My boss was disappointed. I believe other people cut a slot to help bending too. I want to find some theories to support my idea that it was not incorrect. Please help if you're interested...
 A: Bending a material causes plastic deformation in it. More ductile the material, more easier it is to bend.
If you cut a slot in it, the stress concentration will increase in the region around the slot, which in turn decreases the ductility. So, bending after cutting a slot will cause the material to break.

I believe other people cut a slot to help bending too.

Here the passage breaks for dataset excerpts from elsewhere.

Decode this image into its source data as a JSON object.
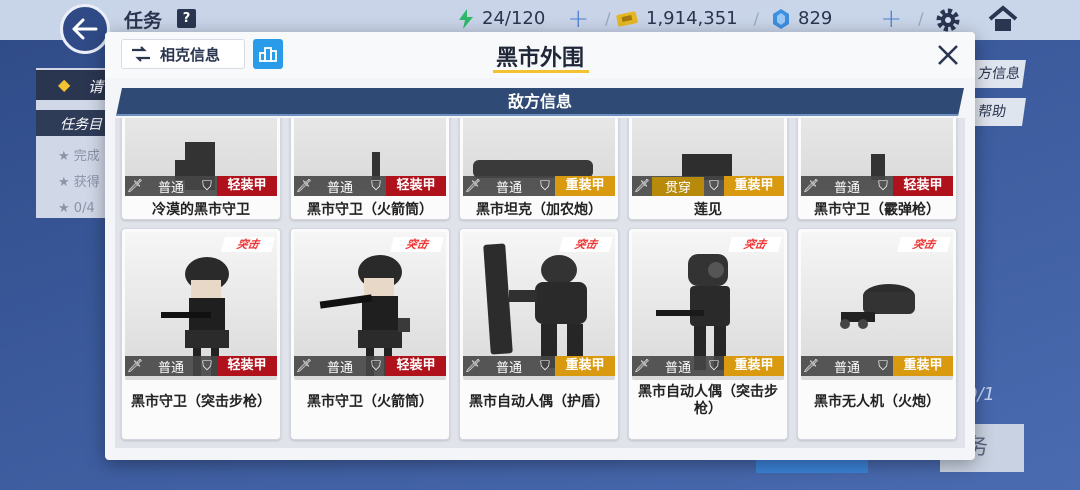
{
  "topbar": {
    "title": "任务",
    "help": "?",
    "energy": "24/120",
    "coins": "1,914,351",
    "gems": "829"
  },
  "background": {
    "side_warning": "请",
    "side_task": "任务目",
    "side_items": [
      "完成",
      "获得",
      "0/4"
    ],
    "right_buttons": [
      "方信息",
      "帮助"
    ],
    "progress": "0/1",
    "bottom_button": "务"
  },
  "modal": {
    "counter_info": "相克信息",
    "title": "黑市外围",
    "section_title": "敌方信息"
  },
  "enemies_row1": [
    {
      "name": "冷漠的黑市守卫",
      "type": "普通",
      "armor": "轻装甲",
      "armor_kind": "light",
      "type_kind": "normal"
    },
    {
      "name": "黑市守卫（火箭筒）",
      "type": "普通",
      "armor": "轻装甲",
      "armor_kind": "light",
      "type_kind": "normal"
    },
    {
      "name": "黑市坦克（加农炮）",
      "type": "普通",
      "armor": "重装甲",
      "armor_kind": "heavy",
      "type_kind": "normal"
    },
    {
      "name": "莲见",
      "type": "贯穿",
      "armor": "重装甲",
      "armor_kind": "heavy",
      "type_kind": "pierce"
    },
    {
      "name": "黑市守卫（霰弹枪）",
      "type": "普通",
      "armor": "轻装甲",
      "armor_kind": "light",
      "type_kind": "normal"
    }
  ],
  "enemies_row2": [
    {
      "name": "黑市守卫（突击步枪）",
      "tag": "突击",
      "type": "普通",
      "armor": "轻装甲",
      "armor_kind": "light",
      "type_kind": "normal"
    },
    {
      "name": "黑市守卫（火箭筒）",
      "tag": "突击",
      "type": "普通",
      "armor": "轻装甲",
      "armor_kind": "light",
      "type_kind": "normal"
    },
    {
      "name": "黑市自动人偶（护盾）",
      "tag": "突击",
      "type": "普通",
      "armor": "重装甲",
      "armor_kind": "heavy",
      "type_kind": "normal"
    },
    {
      "name": "黑市自动人偶（突击步枪）",
      "tag": "突击",
      "type": "普通",
      "armor": "重装甲",
      "armor_kind": "heavy",
      "type_kind": "normal"
    },
    {
      "name": "黑市无人机（火炮）",
      "tag": "突击",
      "type": "普通",
      "armor": "重装甲",
      "armor_kind": "heavy",
      "type_kind": "normal"
    }
  ],
  "colors": {
    "light_armor": "#b0121c",
    "heavy_armor": "#d99a10",
    "pierce": "#b88a0c",
    "accent": "#2a9be8",
    "title_underline": "#f2c230"
  },
  "icons": [
    "back-arrow-icon",
    "help-icon",
    "energy-bolt-icon",
    "ticket-icon",
    "gem-icon",
    "gear-icon",
    "home-icon",
    "counter-info-icon",
    "map-icon",
    "close-icon",
    "sword-icon",
    "shield-icon"
  ]
}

Yes, cutting a slot does make the bending easier because the material has "space" to bend. But the right way to do this is not by cutting a slot.
Ideally you would want to make the same slot by other methods, which do not increase the stress concentration (forming, etc.)
A: I would suggest that you repeat the experiment by cutting a slot on the inside of the bend. There are two thoughts that go into this:
1) materials break when a crack propagates through them
2) crack propagation is a result of stress initiation with tension at the tip of the crack
Now when I cut a slot, I create a natural place for stress concentration to occur. First of all there is the macroscopic scale (the notch), then there's the microscopic scale (the cutting causes additional subsurface cracking). The result - just as you observed.
If instead I cut the notch on the inside of the bend, I do not create conditions for stress concentration on the outside - instead, by making the material thinner where I want it to bend, I reduce the potential for high tensile stress which leads to bending.
A separate consideration (and this depends on the material) is the yield curve of the material in question. A metal, for example, will start to yield (plastic deformation) long before it breaks. This happens when the stress reaches a certain magnitude. Again, when you create a point of stress concentration, the amount of bending needed for the material to yield is less. Now to an extent this is desirable - because bending the material permanently requires it to yield, and scoring the material was supposed to make the bending easier, and it did for the reasons above. But slotting the inside of the bend would have made the material thinner in the same way, but would have created the stress concentration on the inside of the bend; quite likely this would improve your ability to bend it without breaking.
Either way it may take some experimentation to get right. There is some advice on http://www.cooksongold.com/forum/showthread.php?t=5749 that specifically says

in the trade when we make boxes that require sharp 90 degree corners we always score the inside of the bend.